Veiligheid en waterkering

Bij het onderwerp veiligheid/waterkering is de vraag of de locatie ligt in de kernzone of beschermingszone van een waterkering: een zeewering, boezemkade, polderkade of de landscheiding.

In het plangebied bevindt zich een waterkering (polderkade) om de polder Haagse Beek. De polderkade vormt de begrenzing van deze waterstaatkundige eenheid. Voor het bouwen nabij de waterkering is de Algemene Keur van Delfland van toepassing. Het geldende profiel mag niet door ondergrondse bebouwing en kabels en leidingen in de langsrichting worden doorkruist. Dit legt beperkingen op ten aanzien van ondergronds bouwen. Ondergrondse bebouwing moet buiten het dwarsprofiel van de waterkering worden gesitueerd.

Daarnaast is de Keur van Delfland van toepassing op de naast de kernzone gelegen beschermingszone. Deze heeft een breedte van 15 meter, horizontaal gemeten uit de begrenzing van de kernzone.Zowel de kern- als de beschermingszone zijn op de plankaart aangegeven.

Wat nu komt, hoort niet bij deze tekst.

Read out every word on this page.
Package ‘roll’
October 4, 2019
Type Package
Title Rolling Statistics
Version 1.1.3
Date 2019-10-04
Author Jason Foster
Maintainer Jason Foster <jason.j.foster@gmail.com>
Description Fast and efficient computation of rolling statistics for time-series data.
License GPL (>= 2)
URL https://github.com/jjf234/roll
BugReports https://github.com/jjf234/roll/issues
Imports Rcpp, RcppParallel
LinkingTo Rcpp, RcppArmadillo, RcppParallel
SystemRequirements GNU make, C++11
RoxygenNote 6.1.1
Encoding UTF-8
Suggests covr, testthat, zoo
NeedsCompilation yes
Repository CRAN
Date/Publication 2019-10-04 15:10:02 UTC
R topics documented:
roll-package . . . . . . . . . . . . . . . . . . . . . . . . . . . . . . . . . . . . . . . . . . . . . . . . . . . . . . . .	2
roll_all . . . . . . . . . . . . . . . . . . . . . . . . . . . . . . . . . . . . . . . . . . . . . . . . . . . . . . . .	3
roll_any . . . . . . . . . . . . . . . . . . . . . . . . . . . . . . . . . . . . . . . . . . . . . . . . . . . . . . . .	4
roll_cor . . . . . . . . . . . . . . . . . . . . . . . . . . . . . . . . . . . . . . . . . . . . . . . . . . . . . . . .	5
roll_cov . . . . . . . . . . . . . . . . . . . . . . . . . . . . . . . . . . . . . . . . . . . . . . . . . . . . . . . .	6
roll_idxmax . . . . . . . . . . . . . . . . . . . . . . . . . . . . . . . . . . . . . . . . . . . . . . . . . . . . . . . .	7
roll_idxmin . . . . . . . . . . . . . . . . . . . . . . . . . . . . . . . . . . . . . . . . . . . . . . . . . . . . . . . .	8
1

Waterstaatkundige gebouwen

In het plangebied zijn ook nog een poldergemaal, een boezemgemaal en een rioolgemaal aanwezig. Deze waterstaatkundige gebouwen zijn als zodanig bestemd.

4.6.3 Vergunningverlening

Een belangrijk gevolg van de Waterwet is dat de huidige vergunningstelsels uit de afzonderlijke waterbeheerwetten worden gebundeld. Dit resulteert in één vergunning, de Watervergunning. De watervergunning dekt alle activiteiten in het watersysteem. Een vergunning is nodig als activiteiten worden ondernemen in, op, boven, over of onder een oppervlaktewaterlichaam (watergang, vijver, rivier, kanaal, meer of zee) of waterkering, of als grondwater wordt onttrokken of water geïnfiltreerd wordt in de bodem.

De watertoets en de vergunningverlening blijven wel twee afzonderlijk procedures. Dit betekent dat het Hoogheemraadschap bij het verlenen van een vergunning altijd aanvullende voorwaarden kunnen stellen.